Rédaction des sept livres pendant les sept premières heures du jour.
Le livre un commence par une série de questions. Comment enregistrer la matière. Comment enregistrer le temps de la matière. Comment enregistrer le temps de la vie de la matière. Comment dire un espace. Comment dire l’espace de départ. Comment dire l’espace d’origine. Comment former une voie par laquelle une séparation entre départ et origine libère chaque corps qui à chaque instant ouvre un horizon.
Le livre deux s’attache à développer un certain désaccord avec la grande métaphore. Notes du rédacteur : je ne suis pas d’accord avec la grande métaphore. Bien conscient que tout désaccord ne suffira jamais : pour : signifier. Ne suffira jamais : tant qu’une affirmation ne viendra pas à la suite : du désaccord. Je peux le dire autrement. Je veux le dire autrement. Je veux dire que je crois à un certain langage qui nous serait commun [un temps soit peu], et par lequel nous accéderions [seuls, ensemble] à ce que recouvre ce verbe qui marque une limite que j’aspire à franchir : le verbe accepter. Accepter, pour commencer, que ce langage est à tous, et à personne.
Je crois en un langage - commun - que je saurais dire être le mien. Précisions : je vis avec la matière. Et face à la matière, et dans la matière : je cherche un mouvement qui signera ce rapport juste à l’origine bouleversée par chaque instant du présent : dans nos corps, et dans les rapports qu’ils entretiennent : entre eux. Je cherche un trou dans la terre. Je cherche un trou dans les corps. Un passage. Une voix. Je cherche : un espace entre les corps et sur la terre : où vivre ensemble. Je cherche un mot pour dire ce trou et cet espace. Ce mot n’existe pas. Je cherche une phrase. Pour dire ce et. Une phrase ne suffira pas.
Le livre trois revient sur la grande métaphore. La caverne. Le trou dans la terre. La cave première. Première cavité. Grotte sans nom. Sans ombre. Avec ou sans ombre. Notes du rédacteur : je veux parler du jamais assez. Je veux répondre à ce qui ne suffit pas. Je vais y répondre : par la matière commune. Je trace : des sillons : dans la matière commune. Seule possibilité d’écriture. Dans la matière commune. Je dis que l’enregistrement qui parviendra à présenter, sans reproduire, saura dire ce qu’il en est de ce sillon dont je poursuis incessamment la réalisation, sans répétition, sans redite, sans retour, sans contour peut-être même, et pour finir, c’est-à-dire pour commencer enfin : sans livre.
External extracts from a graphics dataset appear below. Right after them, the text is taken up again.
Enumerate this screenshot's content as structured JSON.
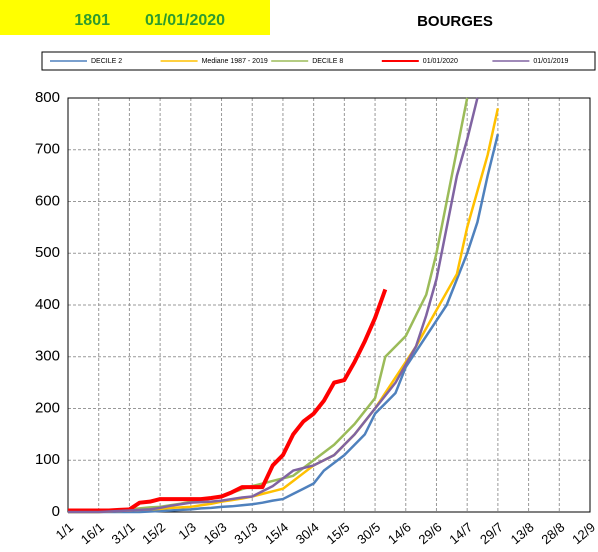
{
  "chart_data": {
    "type": "line",
    "header": {
      "code": "1801",
      "date": "01/01/2020"
    },
    "title": "BOURGES",
    "x": [
      0,
      5,
      10,
      15,
      20,
      25,
      30,
      35,
      40,
      45,
      50,
      55,
      60,
      65,
      70,
      75,
      80,
      85,
      90,
      95,
      100,
      105,
      110,
      115,
      120,
      125,
      130,
      135,
      140,
      145,
      150,
      155,
      160,
      165,
      170,
      175,
      180,
      185,
      190,
      195,
      200,
      205,
      210
    ],
    "series": [
      {
        "name": "DECILE 2",
        "color": "#4f81bd",
        "values": [
          0,
          0,
          0,
          0,
          0,
          0,
          0,
          0,
          1,
          2,
          3,
          4,
          5,
          7,
          8,
          10,
          11,
          13,
          15,
          18,
          22,
          25,
          35,
          45,
          55,
          80,
          95,
          110,
          130,
          150,
          190,
          210,
          230,
          280,
          310,
          340,
          370,
          400,
          450,
          500,
          560,
          650,
          730
        ]
      },
      {
        "name": "Mediane 1987 - 2019",
        "color": "#ffc000",
        "values": [
          0,
          0,
          0,
          0,
          1,
          2,
          3,
          4,
          5,
          6,
          8,
          9,
          10,
          13,
          16,
          20,
          23,
          26,
          30,
          35,
          40,
          45,
          60,
          75,
          90,
          100,
          110,
          130,
          150,
          175,
          200,
          230,
          260,
          290,
          320,
          355,
          390,
          425,
          460,
          550,
          620,
          690,
          780
        ]
      },
      {
        "name": "DECILE 8",
        "color": "#9bbb59",
        "values": [
          0,
          0,
          0,
          0,
          2,
          4,
          5,
          7,
          9,
          10,
          13,
          16,
          20,
          23,
          26,
          30,
          37,
          44,
          50,
          55,
          60,
          65,
          70,
          85,
          100,
          115,
          130,
          150,
          170,
          195,
          220,
          300,
          320,
          340,
          380,
          420,
          500,
          600,
          700,
          800,
          null,
          null,
          null
        ]
      },
      {
        "name": "01/01/2020",
        "color": "#ff0000",
        "width": 4,
        "values": [
          3,
          3,
          3,
          3,
          3,
          4,
          5,
          18,
          20,
          25,
          25,
          25,
          25,
          25,
          27,
          30,
          38,
          48,
          48,
          48,
          90,
          110,
          150,
          175,
          190,
          215,
          250,
          255,
          290,
          330,
          375,
          430,
          null,
          null,
          null,
          null,
          null,
          null,
          null,
          null,
          null,
          null,
          null
        ]
      },
      {
        "name": "01/01/2019",
        "color": "#8064a2",
        "values": [
          0,
          0,
          0,
          0,
          1,
          2,
          3,
          4,
          5,
          8,
          12,
          15,
          18,
          19,
          20,
          22,
          25,
          28,
          30,
          40,
          50,
          65,
          80,
          85,
          90,
          100,
          110,
          130,
          150,
          175,
          200,
          225,
          250,
          285,
          320,
          380,
          450,
          550,
          650,
          720,
          800,
          null,
          null
        ]
      }
    ],
    "xlim": [
      0,
      255
    ],
    "xticks": [
      {
        "value": 0,
        "label": "1/1"
      },
      {
        "value": 15,
        "label": "16/1"
      },
      {
        "value": 30,
        "label": "31/1"
      },
      {
        "value": 45,
        "label": "15/2"
      },
      {
        "value": 60,
        "label": "1/3"
      },
      {
        "value": 75,
        "label": "16/3"
      },
      {
        "value": 90,
        "label": "31/3"
      },
      {
        "value": 105,
        "label": "15/4"
      },
      {
        "value": 120,
        "label": "30/4"
      },
      {
        "value": 135,
        "label": "15/5"
      },
      {
        "value": 150,
        "label": "30/5"
      },
      {
        "value": 165,
        "label": "14/6"
      },
      {
        "value": 180,
        "label": "29/6"
      },
      {
        "value": 195,
        "label": "14/7"
      },
      {
        "value": 210,
        "label": "29/7"
      },
      {
        "value": 225,
        "label": "13/8"
      },
      {
        "value": 240,
        "label": "28/8"
      },
      {
        "value": 255,
        "label": "12/9"
      }
    ],
    "ylim": [
      0,
      800
    ],
    "yticks": [
      0,
      100,
      200,
      300,
      400,
      500,
      600,
      700,
      800
    ],
    "grid": true,
    "legend": "top"
  }
}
Livre quatre. Extrait : je veux bien descendre dans la matière, mais avec le visage levé vers le ciel. Je veux bien aller au plus profond, tout en-dessous, tout en bas. Je veux bien aller voir là-bas, tout en-dessous. Savoir si c’est plus clair, tout en-dessous, savoir si c’est plus clair : avec le visage tourné vers le ciel.
Livre cinq. Extrait : lorsque j’écris, je participe au récit de l’interprétation des ombres. Je ne suis pas une ombre. Lorsque j’écris. Je participe au récit de l’interprétation de ce que je ne suis pas. J’aspire à faire la lumière au présent sur ce qu’il en est d’une certaine défaite de la division régnant en maître sur nos vies. Les ombres représentent. Les ombres divisent. J’aspire par l’interprétation à défaire la représentation et la division. Vouloir : n’est qu’une première étape en marche vers la dissolution du vouloir : accès à l’être.
Livre six. Notes du rédacteur : le vide est le lieu où j’écris. J’écris là où il n’y a rien. Ce n’est pas tout. Le vide est le lieu où je vis. Je vis là où il n’y a rien. Ce n’est pas tout. Je suis là. Là où il n’y a rien je suis là. Ce n’est pas tout. L’espace dans lequel nous vivons ensemble – si jamais nous vivons un ensemble -, cet espace ouvre nos corps à un temps : qui n’est pas tout.
Livre sept. Derniers mots : oublier la suite est le seul secret vivant.
Les sept premières heures du jour 71 s’étant écoulées à rédiger les sept livres, le rédacteur décide d’aller au dehors. Maintenant.